Hadoop Helps Maintain Music Genome Project
Keeping track of 67 million monthly users listening to 1.38 billion hours’ worth of music is quite the data intensive project for popular music recommendation site Pandora, which employs Hadoop as part of their music delivery platform.
The online company must keep a significant big data operation to keep its recommendations relevant, keep its listeners, and, incidentally, turn a profit. Pandora’s Brett Uyeshiro shared his company’s big data collection, aggregation, and analysis methods at the SVForum.
“Hadoop is the core of our analytics infrastructure,” Uyeshiro said. Pandora’s Hadoop cluster involves 200 nodes and holds about 1.3 petabytes. The company made the switch a few years ago when they realized their old system was able to take in more data but not actually do anything with it. As a result, according to Uyeshiro, they “migrated all of our business analytics and all of the offline processing work that our recommendation team does to Hadoop.” As a result, according to Uyeshiro, they “migrated all of our business analytics and all of the offline processing work that our recommendation team does to Hadoop.”
Pandora is, of course, a business that makes money through ad revenue and premium subscriptions. With as many users as they have, they need to analyze big data to deliver the proper ads to the people likely to respond to them.
However, the interesting use case that Pandora presents is the process through which they have gained so many users. Pandora is popular because it is adept at playing music that users like.
It seems a simple concept, but playing to people’s preferences is not actually that, well, simple. A large amount of people do not really know what they like. For example, a person who enjoys Irish folk music, Dropkick Murphys, and bluegrass possibly has no idea that Mumford and Sons could secretly be their favorite band.
About five years before Pandora became an internet service, they started the Music Genome Project that set out to determine which properties of music link preferences. As a result of the project, highly trained music analysts have come up with 400 attributes for pop songs and about 450 for classical and jazz pieces.
Pandora currently employs 25 musical analysts who listen to music all day and rate songs based on those attributes according to Uyeshiro. In essence, those analysts do the old-school analytics that gets imported into the Pandora computer analytics system that is presented to the users.

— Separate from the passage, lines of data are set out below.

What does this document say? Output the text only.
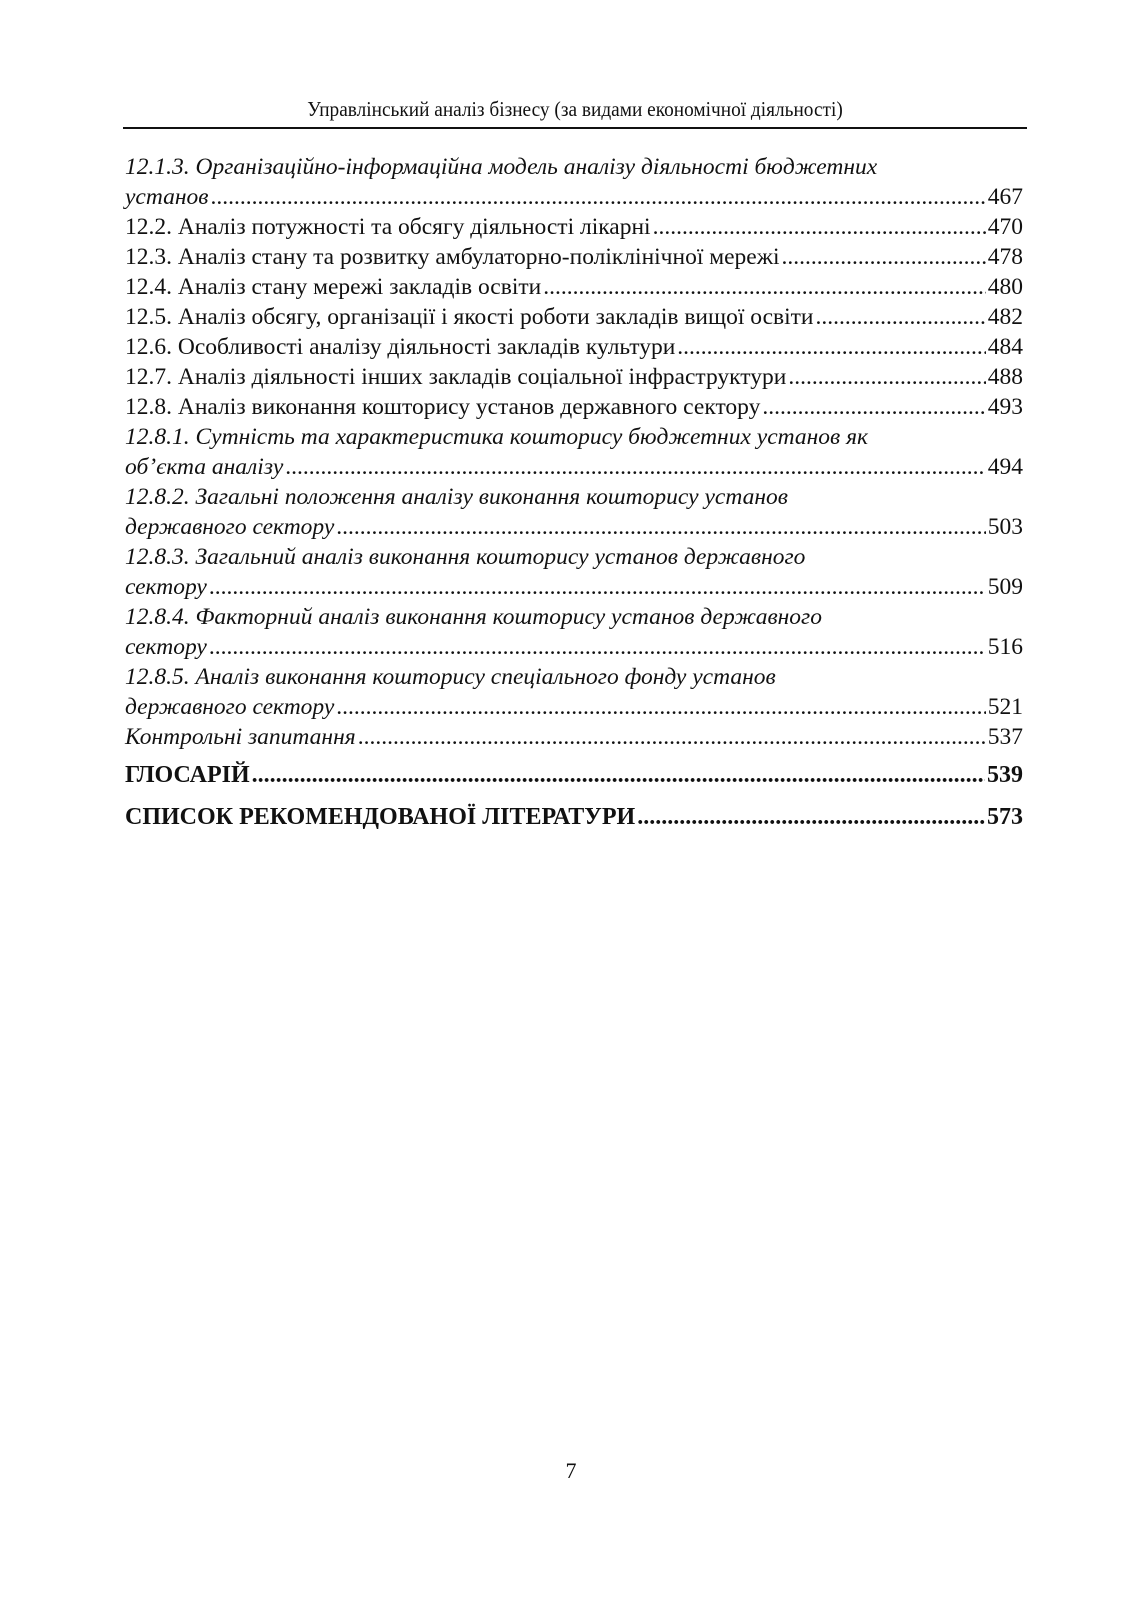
Управлінський аналіз бізнесу (за видами економічної діяльності)
12.1.3. Організаційно-інформаційна модель аналізу діяльності бюджетних
установ .....	467
12.2. Аналіз потужності та обсягу діяльності лікарні .....	470
12.3. Аналіз стану та розвитку амбулаторно-поліклінічної мережі .....	478
12.4. Аналіз стану мережі закладів освіти .....	480
12.5. Аналіз обсягу, організації і якості роботи закладів вищої освіти .....	482
12.6. Особливості аналізу діяльності закладів культури .....	484
12.7. Аналіз діяльності інших закладів соціальної інфраструктури .....	488
12.8. Аналіз виконання кошторису установ державного сектору .....	493
12.8.1. Сутність та характеристика кошторису бюджетних установ як
об’єкта аналізу .....	494
12.8.2. Загальні положення аналізу виконання кошторису установ
державного сектору .....	503
12.8.3. Загальний аналіз виконання кошторису установ державного
сектору .....	509
12.8.4. Факторний аналіз виконання кошторису установ державного
сектору .....	516
12.8.5. Аналіз виконання кошторису спеціального фонду установ
державного сектору .....	521
Контрольні запитання .....	537
ГЛОСАРІЙ .....	539
СПИСОК РЕКОМЕНДОВАНОЇ ЛІТЕРАТУРИ .....	573
7
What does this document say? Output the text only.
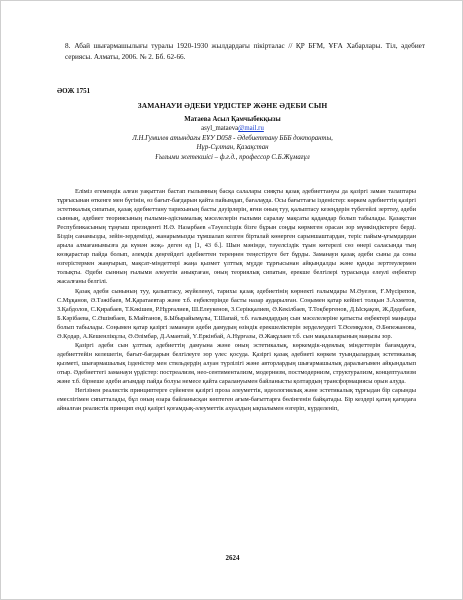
8. Абай шығармашылығы туралы 1920-1930 жылдардағы пікірталас // ҚР БҒМ, ҰҒА Хабарлары. Тіл, әдебиет сериясы. Алматы, 2006. № 2. Бб. 62-66.
ӘОЖ 1751
ЗАМАНАУИ ӘДЕБИ ҮРДІСТЕР ЖӘНЕ ӘДЕБИ СЫН
Матаева Асыл Қамчыбекқызы
asyl_mataeva@mail.ru
Л.Н.Гумилев атындағы ЕҰУ D058 - Әдебиеттану БББ докторанты,
Нұр-Сұлтан, Қазақстан
Ғылыми жетекшісі – ф.ғ.д., профессор С.Б.Жұмағұл

Еліміз егемендік алған уақыттан бастап ғылымның басқа салалары сияқты қазақ әдебиеттануы да қазіргі заман талаптары тұрғысынан өткенге мен бүгінін, өз бағыт-бағдарын қайта пайымдап, бағалауда. Осы бағыттағы ізденістер: көркем әдебиеттің қазіргі эстетикалық сипатын, қазақ әдебиеттану тарихының басты дәуірлерін, яғни оның туу, қалыптасу кезеңдерін түбегейлі зерттеу, әдеби сынның, әдебиет теориясының ғылыми-әдіснамалық мәселелерін ғылыми саралау мақсаты қадамдар болып табылады. Қазақстан Республикасының тұңғыш президенті Н.Ә. Назарбаев «Тәуелсіздік бізге бұрын соңды көрмеген орасан зор мүмкіндіктерге берді. Біздің санамызды, зейін-зердемізді, жанарымызды тұмшалап келген бірталай көнерген сарыншаштардан, теріс пайым-ұғымдардан арыла алмағанымызға да күмән жоқ» деген ед [1, 43 б.]. Шын мәнінде, тәуелсіздік тұын көтерелі сөз өнері саласында тың көзқарастар пайда болып, әлемдік деңгейдегі әдебиеттен тереңнен теңестіруге бет бұрды. Заманауи қазақ әдеби сыны да соны өзгерістермен жаңғырып, мақсат-міндеттері жаңа қызмет үлттық мүдде тұрғысынан айқындалды және құнды зерттеулермен толықты. Әдеби сынның ғылыми әлеуетін анықтаған, оның теориялық сипатын, ерекше белгілері турасында елеулі еңбектер жасалғаны белгілі.

Қазақ әдеби сынының туу, қалыптасу, жүйеленуі, тарихы қазақ әдебиетінің көрнекті ғалымдары М.Әуезов, Ғ.Мүсірепов, С.Мұқанов, Ә.Тәжібаев, М.Қаратаевтар және т.б. еңбектерінде басты назар аударылған. Соңымен қатар кейінгі толқын З.Ахметов, З.Қабдолов, С.Қирабаев, Т.Кәкішев, Р.Нұрғалиев, Ш.Елеукенов, З.Серікқалиев, Ә.Кекілбаев, Т.Тоқбергенов, Д.Ысқақов, Ж.Дәдебаев, Б.Кәрібаева, С.Әшімбаев, Б.Майтанов, Б.Ыбырайымұлы, Т.Шапай, т.б. ғалымдардың сын мәселелеріне қатысты еңбектері маңызды болып табылады. Соңымен қатар қазіргі заманауи әдеби дамудың өзіндік ерекшеліктерін зерделеудегі Т.Әсемқұлов, Ә.Бөпежанова, Ә.Қодар, А.Кешенлікұлы, Ә.Әлімбар, Д.Амантай, Ү.Еркінбай, А.Нұрғазы, Ә.Жақұлаев т.б. сын мақалаларының маңызы зор.

Қазіргі әдеби сын ұлттық әдебиеттің дамуына және оның эстетикалық, көркемдік-идеялық міндеттерін бағамдауға, әдебиеттейін келешегін, бағыт-бағдарын белгілеуге зор үлес қосуда. Қазіргі қазақ әдебиеті көркем туындылардың эстетикалық қызметі, шығармашылық ізденістер мен стильдердің алуан түрлілігі және авторлардың шығармашылық даралығымен айқындалып отыр. Әдебиеттегі заманауи үрдістер: постреализм, нео-сентиментализм, модернизм, постмодернизм, структурализм, концептуализм және т.б. бірнеше әдеби ағымдар пайда болуы немесе қайта саралануымен байланысты қолтардың трансформациясы орын алуда.

Негізінен реалистік принциптерге сүйенген қазіргі проза әлеуметтік, идеологиялық және эстетикалық тұрғыдан бір сарынды емеслігімен сипатталады, бұл оның өзара байланысқан көптеген ағым-бағыттарға бөлінгенін байқатады. Бір кездері қатаң қағидаға айналған реалистік принцип енді қазіргі қоғамдық-әлеуметтік ахуалдың ықпалымен өзгеріп, күрделеніп,

2624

From there, the users generate about 25 billion pieces of feedback, according to Uyeshiro. Pandora takes that data and develops playlist metrics that keep listeners happy through a philosophy of “experiment first, standardize later.”
An example of that experimentation was that the programmers toyed with the idea of playing more Beatles songs for users that liked the Beatles. However, as they tried out that adjustment to the algorithm, they noticed that the total listening hours devoted to the Beatles remained the same.
Among the top metrics the team has found over years of “experiment first, standardize later” include ‘listener return rate,’ or the percentage at which users continue listening to a certain playlist. That metric has supplanted ‘thumb-up percentage,’ which fell out of favor as more people listened to Pandora on their phones in their pockets or in their cars, as well as ‘total listening hours,’ which gave too much of a priority to heavy listeners.
Companies frequently look to big data analytics to understand consumers’ preferences. In this case, however, Pandora helps listeners understand what they themselves will enjoy as those preferences are almost never set in stone and are often unknown.